In summary, careful consideration and optimization of the current limiting threshold and power cycling duration are essential to achieve a balance between protecting SEL-prone devices and maintaining overall system performance and reliability.
Could this circuit design be adapted to address other types of single-event effects, such as single-event upsets, in addition to single-event latchup?
Yes, the proposed circuit design can be adapted to address other types of single-event effects (SEEs), including single-event upsets (SEUs), in addition to single-event latchup (SEL). Here are several ways this adaptation can be achieved:
Enhanced Detection Mechanisms: The circuit can incorporate additional detection mechanisms to identify SEUs, which typically manifest as transient changes in the output state of digital circuits. By integrating additional comparators or logic gates that monitor the output states of critical components, the circuit can detect anomalies indicative of SEUs.
Redundant Circuitry: Implementing redundancy in critical components can help mitigate the effects of SEUs.
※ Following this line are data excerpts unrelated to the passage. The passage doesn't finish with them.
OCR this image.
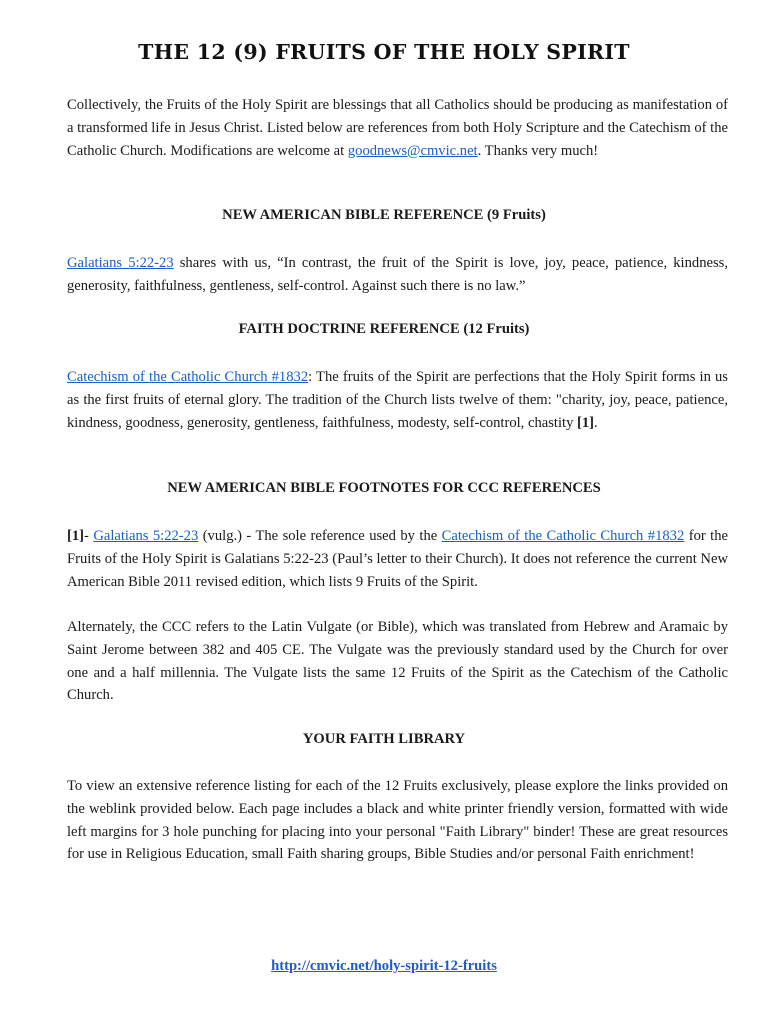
THE 12 (9) FRUITS OF THE HOLY SPIRIT

Collectively, the Fruits of the Holy Spirit are blessings that all Catholics should be producing as manifestation of a transformed life in Jesus Christ. Listed below are references from both Holy Scripture and the Catechism of the Catholic Church. Modifications are welcome at goodnews@cmvic.net. Thanks very much!

NEW AMERICAN BIBLE REFERENCE (9 Fruits)

Galatians 5:22-23 shares with us, “In contrast, the fruit of the Spirit is love, joy, peace, patience, kindness, generosity, faithfulness, gentleness, self-control. Against such there is no law.”

FAITH DOCTRINE REFERENCE (12 Fruits)

Catechism of the Catholic Church #1832: The fruits of the Spirit are perfections that the Holy Spirit forms in us as the first fruits of eternal glory. The tradition of the Church lists twelve of them: "charity, joy, peace, patience, kindness, goodness, generosity, gentleness, faithfulness, modesty, self-control, chastity [1].

NEW AMERICAN BIBLE FOOTNOTES FOR CCC REFERENCES

[1]- Galatians 5:22-23 (vulg.) - The sole reference used by the Catechism of the Catholic Church #1832 for the Fruits of the Holy Spirit is Galatians 5:22-23 (Paul’s letter to their Church). It does not reference the current New American Bible 2011 revised edition, which lists 9 Fruits of the Spirit.

Alternately, the CCC refers to the Latin Vulgate (or Bible), which was translated from Hebrew and Aramaic by Saint Jerome between 382 and 405 CE. The Vulgate was the previously standard used by the Church for over one and a half millennia. The Vulgate lists the same 12 Fruits of the Spirit as the Catechism of the Catholic Church.

YOUR FAITH LIBRARY

To view an extensive reference listing for each of the 12 Fruits exclusively, please explore the links provided on the weblink provided below. Each page includes a black and white printer friendly version, formatted with wide left margins for 3 hole punching for placing into your personal "Faith Library" binder! These are great resources for use in Religious Education, small Faith sharing groups, Bible Studies and/or personal Faith enrichment!

http://cmvic.net/holy-spirit-12-fruits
For instance, using dual or triple modular redundancy (DMR/TMR) can ensure that even if one component experiences an upset, the overall system can continue to function correctly by relying on the outputs of the redundant components.
Adaptive Power Cycling: The power cycling mechanism can be adapted to not only turn off devices during SEL events but also to reset or reinitialize components that have experienced SEUs. This can involve a more sophisticated control logic that differentiates between SEL and SEU events, allowing for tailored responses.
Error Correction Codes (ECC): For digital circuits, integrating error correction codes can help detect and correct SEUs without requiring a complete power cycle. The circuit can be designed to monitor data integrity and apply corrections as needed, thus enhancing resilience against SEUs.
Monitoring and Feedback Loops: Incorporating monitoring circuits that provide feedback on the operational status of devices can help in identifying SEUs. This feedback can be used to trigger corrective actions, such as reinitializing a device or switching to a backup system.
Flexible Current Limiting: The current limiting feature can be adjusted to account for the different characteristics of SEUs, which may not necessarily involve high current states but rather transient voltage spikes. This flexibility can enhance the circuit's ability to handle a broader range of SEEs.
By implementing these adaptations, the circuit design can effectively address not only SEL but also other single-event effects, thereby enhancing the overall reliability and robustness of spacecraft systems in the challenging space radiation environment.